O mundial de ciclismo de estrada está acontecendo nesta semana na Bélgica, mais precisamente na região Flandres Belgas. Um dos locais com maior investimento em infraestrutura para ciclistas no planeta.

Mobilidade é investimento
Com uma população de 6,4 milhões de pessoas (equivalente ao Rio de Janeiro ou pouco mais da metade da cidade de São Paulo), os Flandres possuem 2.650km de ciclovias de uso exclusivo e um investimento equivalente a 1,8 bilhões de reais por ano em infraestrutura para o ciclista até o ano de 2024. Em comparação a cidade de São Paulo investiu entre 2012 e 2016 cerca de 80 milhões (4%) e desde então o investimento caiu para R$135.000 ao ano em 2018. Não é pouco, é muito pouco.
Exemplo de ciclovia segregada nos Países Baixos:
https://web.facebook.com/dutchcyclingembassy/videos/1166484493813436
Ao criar infraestrutura para bicicletas nas cidades, reduzir a velocidade dos automóveis e eliminar vagas de estacionamento, a Bélgica cultiva a mentalidade do ciclista de amanhã. Ou seja do indivíduo que cresce acostumado a ter a bicicleta como opção. Os ganhos são inúmeros:
- Menor emissão de poluentes, resultando em melhor qualidade do ar das cidades.
- Maior percentual de adultos fisicamente ativos, combatendo o sedentarismo.
- Menos espaço e custo para guarda de veículos.
- Consequente menor custo de ampliação de vias e obras viárias.
A realidade brasileira patina mesmo na cidade com maior infraestrutura cicloviária do país
Enquanto isso em São Paulo, a propaganda vai lembrando que o ciclista possui 652km de ciclovias a disposição. Só não lembra que além de representar apenas 3,8% da quantidade de vias da cidade, a vasta maioria das ciclovias não são segregadas.
Ou seja o ciclista precisa conviver com um veículo em alta velocidade passando a poucos centímetros de seu corpo. A reação natural é que menos pessoas utilizem a bicicleta nessas ciclovias. E geralmente essas ciclovias com menor segurança são aquelas localizadas em locais de menor renda, ou seja o pobre sofre. Essa insegurança foi captada por uma pesquisa realizada pela Ciclocidade em 2016. Mais de 40% das entrevistas achavam muito perigoso pedalar em vias compartilhadas e 25% sentiam o mesmo temor em ciclovias e ciclofaixas.
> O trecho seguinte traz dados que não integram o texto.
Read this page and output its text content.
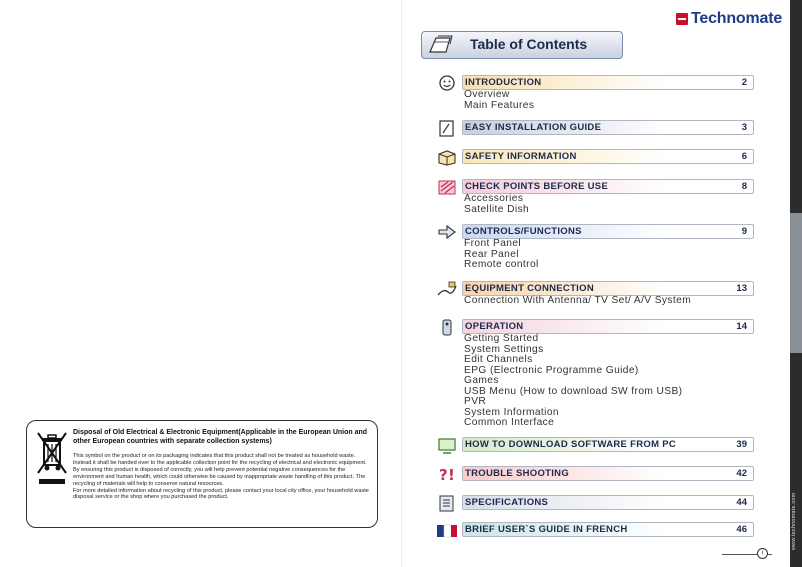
www.technomate.com
Technomate
Table of Contents
INTRODUCTION	2
Overview
Main Features
EASY INSTALLATION GUIDE	3
SAFETY INFORMATION	6
CHECK POINTS BEFORE USE	8
Accessories
Satellite Dish
CONTROLS/FUNCTIONS	9
Front Panel
Rear Panel
Remote control
EQUIPMENT CONNECTION	13
Connection With Antenna/ TV Set/ A/V System
OPERATION	14
Getting Started
System Settings
Edit Channels
EPG (Electronic Programme Guide)
Games
USB Menu (How to download SW from USB)
PVR
System Information
Common Interface
HOW TO DOWNLOAD SOFTWARE FROM PC	39
? ! TROUBLE SHOOTING	42
SPECIFICATIONS	44
? BRIEF USER`S GUIDE IN FRENCH	46
Disposal of Old Electrical & Electronic Equipment(Applicable in the European Union and other European countries with separate collection systems)

This symbol on the product or on its packaging indicates that this product shall not be treated as household waste. Instead it shall be handed over to the applicable collection point for the recycling of electrical and electronic equipment. By ensuring this product is disposed of correctly, you will help prevent potential negative consequences for the environment and human health, which could otherwise be caused by inappropriate waste handling of this product. The recycling of materials will help to conserve natural resources.

For more detailed information about recycling of this product, please contact your local city office, your household waste disposal service or the shop where you purchased the product.

i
O próprio material de divulgação da semana de mobilidade em São Paulo, utiliza a imagem de um caro de viadutos voltado especialmente para o transporte por veículos a combustão. A preocupação com a mobilidade a pé ou de bicicleta é praticamente nula.
É a partir desse ponto que podemos compreender a dificuldade em promover a mobilidade de forma ativa em grandes cidades. Dados da utilização de bicicletas no Brasil indicam que apenas 1% das viagens em cidades com mais de 1 milhão de habitantes são feitas de bicicleta. Enquanto isso cidades com menos de 100.000 habitantes tem cerca de 6% das viagens em bicicleta.

Na esteira do crescimento do uso da bicicleta na última década os atropelamentos de ciclistas disparou de 1.064 mortes em 2012 para 1.545 em 2018 (dados da Abramet). A redução da velocidade em vias urbanas é um caminho mundial. Nova Iorque nos EUA, Paris, Londres, são algumas das cidades que reduziram a velocidade máxima do automóvel nos últimos anos para 30km/h. Enquanto isso no Brasil, além da velocidade urbana chegar a 90km/h em muitas cidades. Ainda há falta de controle e ausência de campanhas educativas.
A cada 1km/h a menos na velocidade da via, há uma redução de 4% do risco de morte e 3% no risco de sinistro grave de trânsito. A propósito nós aqui no pelote ciclismo não utilizaremos mais o termo “acidentes” de trânsito, pois a norma brasileira ABNT NBR10.697/2020 determina a utilização do termo “sinistro de trânsito”, afinal o termo acidental implica na ausência de culpa, fato que raramente acontece.